1. Descriptive statistics
For Annual Medical Expenditure (Medexp) in hundreds of dollars
Based on the histogram, there are two variables 0- no insurance policy, and 1= if
the individual has insurance policy. Hence, the histogram lines are far from each other.
The kurtosis, 1.008482 (less than 3) indicates that the distribution is flatter, and has a
short, and thick tail which indicates that there are no outliers.

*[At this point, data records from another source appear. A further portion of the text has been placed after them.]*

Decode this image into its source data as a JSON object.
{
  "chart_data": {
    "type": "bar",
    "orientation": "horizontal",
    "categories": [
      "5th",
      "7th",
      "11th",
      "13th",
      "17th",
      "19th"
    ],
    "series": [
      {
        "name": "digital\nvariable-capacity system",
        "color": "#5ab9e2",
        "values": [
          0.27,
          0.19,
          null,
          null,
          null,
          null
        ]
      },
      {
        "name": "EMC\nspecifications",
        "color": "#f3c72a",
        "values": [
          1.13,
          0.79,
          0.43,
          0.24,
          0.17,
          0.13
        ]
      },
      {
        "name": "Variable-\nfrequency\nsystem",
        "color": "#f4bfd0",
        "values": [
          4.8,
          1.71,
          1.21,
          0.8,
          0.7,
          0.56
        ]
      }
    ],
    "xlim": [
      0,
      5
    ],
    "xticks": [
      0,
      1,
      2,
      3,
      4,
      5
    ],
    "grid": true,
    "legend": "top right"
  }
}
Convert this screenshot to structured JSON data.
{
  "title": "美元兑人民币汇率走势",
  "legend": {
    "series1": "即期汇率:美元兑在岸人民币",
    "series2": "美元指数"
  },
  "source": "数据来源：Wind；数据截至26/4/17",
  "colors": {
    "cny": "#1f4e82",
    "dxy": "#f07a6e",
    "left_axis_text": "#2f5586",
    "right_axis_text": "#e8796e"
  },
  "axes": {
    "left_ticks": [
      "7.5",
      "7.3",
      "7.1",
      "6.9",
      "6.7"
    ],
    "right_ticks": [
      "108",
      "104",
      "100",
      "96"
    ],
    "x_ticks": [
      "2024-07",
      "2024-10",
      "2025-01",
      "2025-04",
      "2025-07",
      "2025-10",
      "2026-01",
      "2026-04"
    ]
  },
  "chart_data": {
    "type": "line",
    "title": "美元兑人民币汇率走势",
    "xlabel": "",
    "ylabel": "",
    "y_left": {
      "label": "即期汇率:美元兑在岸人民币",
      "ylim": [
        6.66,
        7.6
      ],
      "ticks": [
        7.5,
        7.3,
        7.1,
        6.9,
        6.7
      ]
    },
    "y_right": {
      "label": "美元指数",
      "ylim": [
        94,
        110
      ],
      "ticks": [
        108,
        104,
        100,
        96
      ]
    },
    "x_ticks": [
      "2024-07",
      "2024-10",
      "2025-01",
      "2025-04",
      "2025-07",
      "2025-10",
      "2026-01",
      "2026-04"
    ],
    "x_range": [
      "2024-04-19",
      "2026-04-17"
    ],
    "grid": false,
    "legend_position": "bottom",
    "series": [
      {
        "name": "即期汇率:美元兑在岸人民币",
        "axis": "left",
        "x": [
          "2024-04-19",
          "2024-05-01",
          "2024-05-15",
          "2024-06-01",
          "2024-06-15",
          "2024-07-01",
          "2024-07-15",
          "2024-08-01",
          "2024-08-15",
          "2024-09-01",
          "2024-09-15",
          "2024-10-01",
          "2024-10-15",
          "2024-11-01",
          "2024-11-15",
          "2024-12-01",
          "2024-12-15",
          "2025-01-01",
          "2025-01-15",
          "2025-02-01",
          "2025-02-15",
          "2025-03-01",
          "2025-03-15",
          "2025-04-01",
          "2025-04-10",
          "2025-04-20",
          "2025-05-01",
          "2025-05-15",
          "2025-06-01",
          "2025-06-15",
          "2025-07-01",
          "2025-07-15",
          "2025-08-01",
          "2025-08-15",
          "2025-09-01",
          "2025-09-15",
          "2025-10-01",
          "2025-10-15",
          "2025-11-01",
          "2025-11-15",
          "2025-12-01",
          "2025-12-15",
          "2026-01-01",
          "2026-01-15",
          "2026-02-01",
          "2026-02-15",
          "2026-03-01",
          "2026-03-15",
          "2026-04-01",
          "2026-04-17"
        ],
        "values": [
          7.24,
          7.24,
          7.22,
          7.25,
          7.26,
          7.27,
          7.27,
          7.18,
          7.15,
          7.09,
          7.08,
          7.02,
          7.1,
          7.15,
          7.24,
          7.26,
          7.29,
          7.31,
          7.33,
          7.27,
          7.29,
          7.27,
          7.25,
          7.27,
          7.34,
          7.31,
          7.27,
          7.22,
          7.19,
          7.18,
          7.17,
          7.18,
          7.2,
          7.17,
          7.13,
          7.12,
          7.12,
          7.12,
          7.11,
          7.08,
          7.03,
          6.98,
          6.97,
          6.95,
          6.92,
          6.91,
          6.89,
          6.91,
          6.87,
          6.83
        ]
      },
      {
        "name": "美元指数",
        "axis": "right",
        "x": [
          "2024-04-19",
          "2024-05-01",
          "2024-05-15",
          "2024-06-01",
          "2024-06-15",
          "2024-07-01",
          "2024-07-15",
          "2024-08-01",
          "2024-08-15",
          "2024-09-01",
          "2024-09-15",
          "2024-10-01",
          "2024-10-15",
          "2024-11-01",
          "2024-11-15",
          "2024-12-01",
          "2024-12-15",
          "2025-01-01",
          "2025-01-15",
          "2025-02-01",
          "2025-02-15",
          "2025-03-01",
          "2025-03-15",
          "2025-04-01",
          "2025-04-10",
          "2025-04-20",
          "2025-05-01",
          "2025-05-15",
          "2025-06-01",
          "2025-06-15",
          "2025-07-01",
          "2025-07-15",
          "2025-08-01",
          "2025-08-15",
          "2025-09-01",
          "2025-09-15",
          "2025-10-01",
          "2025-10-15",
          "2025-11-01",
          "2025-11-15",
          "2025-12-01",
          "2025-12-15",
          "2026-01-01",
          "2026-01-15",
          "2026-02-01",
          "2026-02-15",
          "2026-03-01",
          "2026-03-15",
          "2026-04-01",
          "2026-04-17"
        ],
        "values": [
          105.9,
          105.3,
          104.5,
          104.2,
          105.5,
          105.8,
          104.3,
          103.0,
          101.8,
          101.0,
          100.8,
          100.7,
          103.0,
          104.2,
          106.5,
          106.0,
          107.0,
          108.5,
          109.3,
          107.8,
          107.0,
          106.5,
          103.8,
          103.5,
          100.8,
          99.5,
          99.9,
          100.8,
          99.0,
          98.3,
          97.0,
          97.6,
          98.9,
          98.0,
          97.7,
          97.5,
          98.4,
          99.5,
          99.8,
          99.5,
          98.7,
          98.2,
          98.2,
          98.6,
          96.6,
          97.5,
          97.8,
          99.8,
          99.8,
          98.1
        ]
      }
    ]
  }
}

The standard deviation of annual income (inc) is the highest among the Age and
Insurance Status and Annual Income, indicating substantial variability in income levels
of the individuals within the dataset. With the positive correlation, it suggests that an
increase in income is associated with higher medical expenditure and lower income is
associated with lower medical expenditure. Hence, considering the significant
variability in annual income and its positive correlation with medical expenditure,
targeted interventions to address the healthcare affordability for individuals with
various income levels are recommended. For example, by targeting interventions
towards lower-income populations, the researcher can address the financial barriers
they are facing to access the healthcare services. This recommendation would reduce
the inequity and accessibility in healthcare access and improve health outcomes for
individuals with limited financial assets. Therefore, focusing the research on Annual
Income for these interventions would be a good decision.
For insurance,
According to the case scenario of the patient of age 55 with an annual income ,
the absence of insurance is associated with a predicted expenditure of around
$5,230.00, while having insurance increases the predicted expenditure to approximately
$6,613.91. The difference between patients with policy or without policy is around
$1,400 which will impact on Medical Expenditure (medexp). In the real world, insurance
policies are likely to reduce the medical expenditure to be more affordable. However ,
according to the regression analysis, the coefficient of regression is positively
correlated with annual income and insurance which means that individuals with higher
income who purchase insurance policy might spend more on healthcare service. Hence,
we recommend the research to analyze why the individuals who purchase the insurance
might have more expenditure rather than the individuals who don’t have one in order to
improve the healthcare affordability.
For age,
Based on the substantial variation in the ages of individuals within the dataset, as
evident from the histogram and the standard deviation of age in years, coupled with a
positive correlation coefficient in the regression analysis, it is suggested that as the age
of individuals increases, medical expenditures tend to rise. Consequently, recognizing
the considerable variability in age and its correlation with medical expenditure, targeted
interventions to enhance healthcare affordability, and accessibility especially for
individuals across different age groups, are recommended. This approach aims to
address the diverse healthcare needs associated with varying ages and income levels,
facilitating more effective and equitable healthcare interventions.